Loïk Le Priol et Romain Bouvier, deux militants d’ultradroite, comparaissent à partir de ce lundi 7 septembre 2026 devant la cour d’assises de Paris. Ils sont jugés pour l’assassinat en mars 2022 de l’ancien international de rugby argentin Federico Martín Aramburu en plein cœur de la capitale.
Quatre ans après les faits qui ont ému le monde du sport et secoué le quartier Saint-Germain-des-Prés, le procès s’ouvre ce lundi devant la juridiction criminelle parisienne. Loïk Le Priol, âgé de 32 ans, ancien commando marine et figure du Groupe Union Défense, doit répondre d’assassinat. Son coaccusé, Romain Bouvier, 35 ans, comparaît pour tentative d’assassinat.

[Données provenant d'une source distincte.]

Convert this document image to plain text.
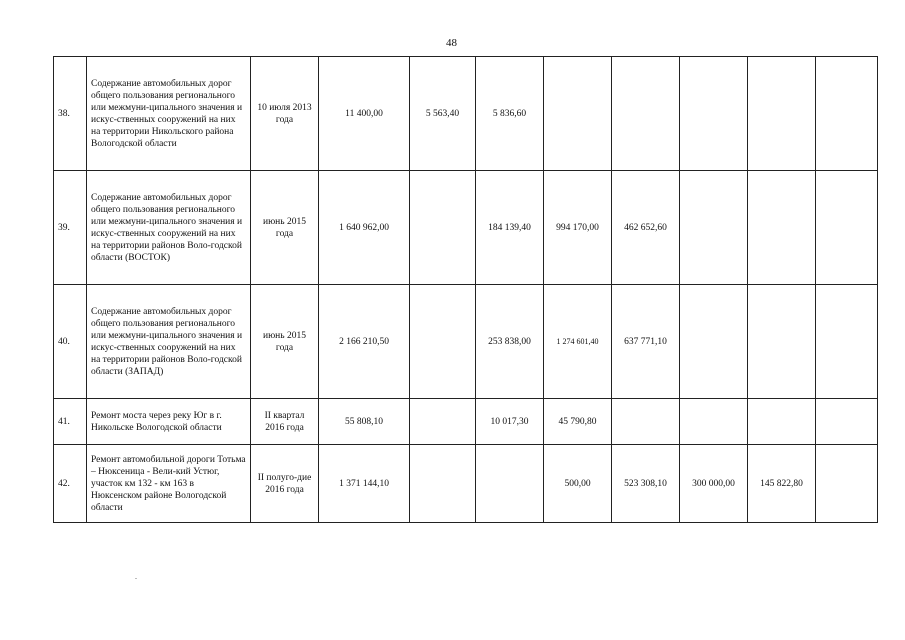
48
38.	Содержание автомобильных дорог общего пользования регионального или межмуни-ципального значения и искус-ственных сооружений на них на территории Никольского района Вологодской области	10 июля 2013 года	11 400,00	5 563,40	5 836,60					
39.	Содержание автомобильных дорог общего пользования регионального или межмуни-ципального значения и искус-ственных сооружений на них на территории районов Воло-годской области (ВОСТОК)	июнь 2015 года	1 640 962,00		184 139,40	994 170,00	462 652,60			
40.	Содержание автомобильных дорог общего пользования регионального или межмуни-ципального значения и искус-ственных сооружений на них на территории районов Воло-годской области (ЗАПАД)	июнь 2015 года	2 166 210,50		253 838,00	1 274 601,40	637 771,10			
41.	Ремонт моста через реку Юг в г. Никольске Вологодской области	II квартал 2016 года	55 808,10		10 017,30	45 790,80				
42.	Ремонт автомобильной дороги Тотьма – Нюксеница - Вели-кий Устюг, участок км 132 - км 163 в Нюксенском районе Вологодской области	II полуго-дие 2016 года	1 371 144,10			500,00	523 308,10	300 000,00	145 822,80	
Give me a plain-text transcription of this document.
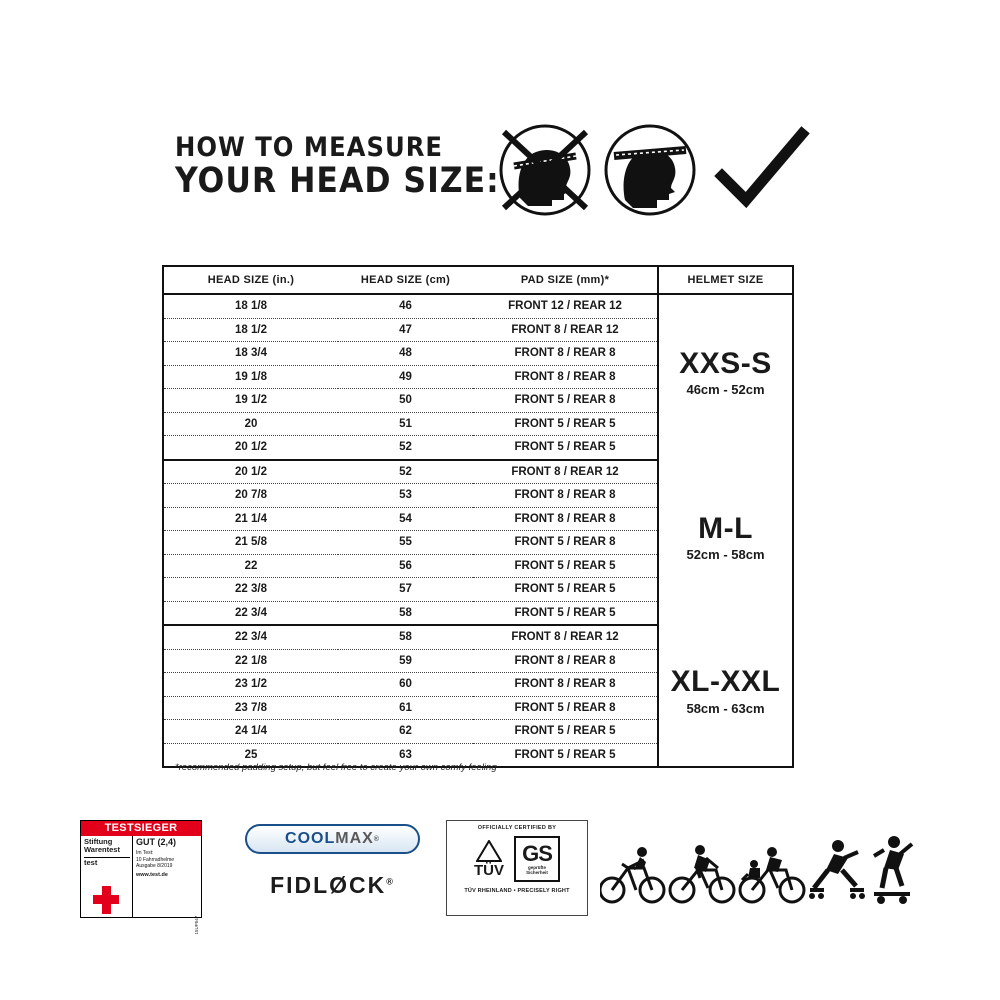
HOW TO MEASURE
YOUR HEAD SIZE:
HEAD SIZE (in.)	HEAD SIZE (cm)	PAD SIZE (mm)*	HELMET SIZE
18 1/8	46	FRONT 12 / REAR 12	XXS-S
46cm - 52cm

18 1/2	47	FRONT 8 / REAR 12	
18 3/4	48	FRONT 8 / REAR 8	
19 1/8	49	FRONT 8 / REAR 8	
19 1/2	50	FRONT 5 / REAR 8	
20	51	FRONT 5 / REAR 5	
20 1/2	52	FRONT 5 / REAR 5	
20 1/2	52	FRONT 8 / REAR 12	M-L
52cm - 58cm

20 7/8	53	FRONT 8 / REAR 8	
21 1/4	54	FRONT 8 / REAR 8	
21 5/8	55	FRONT 5 / REAR 8	
22	56	FRONT 5 / REAR 5	
22 3/8	57	FRONT 5 / REAR 5	
22 3/4	58	FRONT 5 / REAR 5	
22 3/4	58	FRONT 8 / REAR 12	XL-XXL
58cm - 63cm

22 1/8	59	FRONT 8 / REAR 8	
23 1/2	60	FRONT 8 / REAR 8	
23 7/8	61	FRONT 5 / REAR 8	
24 1/4	62	FRONT 5 / REAR 5	
25	63	FRONT 5 / REAR 5	
*recommended padding setup, but feel free to create your own comfy feeling
TESTSIEGER
Stiftung
Warentest
test
GUT (2,4)
Im Test:
10 Fahrradhelme
Ausgabe 8/2019
www.test.de
15UP547
COOL MAX ®
FIDLØCK®
OFFICIALLY CERTIFIED BY
TÜV
GS
geprüfte
Sicherheit
TÜV RHEINLAND • PRECISELY RIGHT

Une altercation matinale au café Mabillon
Le drame trouve son origine dans une dispute nocturne qui a rapidement dégénéré en quelques minutes. Vers 5 heures du matin, au cœur du Quartier Latin, l’ancien joueur des Pumas Federico Martín Aramburu et son associé Shaun Hegarty s’installent à la terrasse de l’établissement le Mabillon pour manger un morceau avant de se rendre au Stade de France pour le match France-Angleterre.
À une table voisine se trouvent Romain Bouvier, Loïk Le Priol et la compagne de ce dernier, Lyson Rochemir. Les échanges s’engagent dans une atmosphère détendue mais marquée par l’alcool. La situation s’envenime lorsqu’un client est rudoyé par Loïk Le Priol. Shaun Hegarty formule des reproches, auxquels Le Priol répond par une provocation en lui tapotant la tête, selon les éléments rapportés par la justice.
À l’intérieur de l’établissement, une caméra de surveillance filme Loïk Le Priol en train de manipuler une arme de poing dissimulée dans sa ceinture. Lorsque Federico Martín Aramburu quitte les lieux vers 6 heures, il passe derrière Le Priol et l’attrape par la capuche, le faisant basculer. Une bagarre éclate sur le trottoir, laissant l’ancien militaire avec des dents cassées avant que les deux sportifs ne s’éloignent à pied.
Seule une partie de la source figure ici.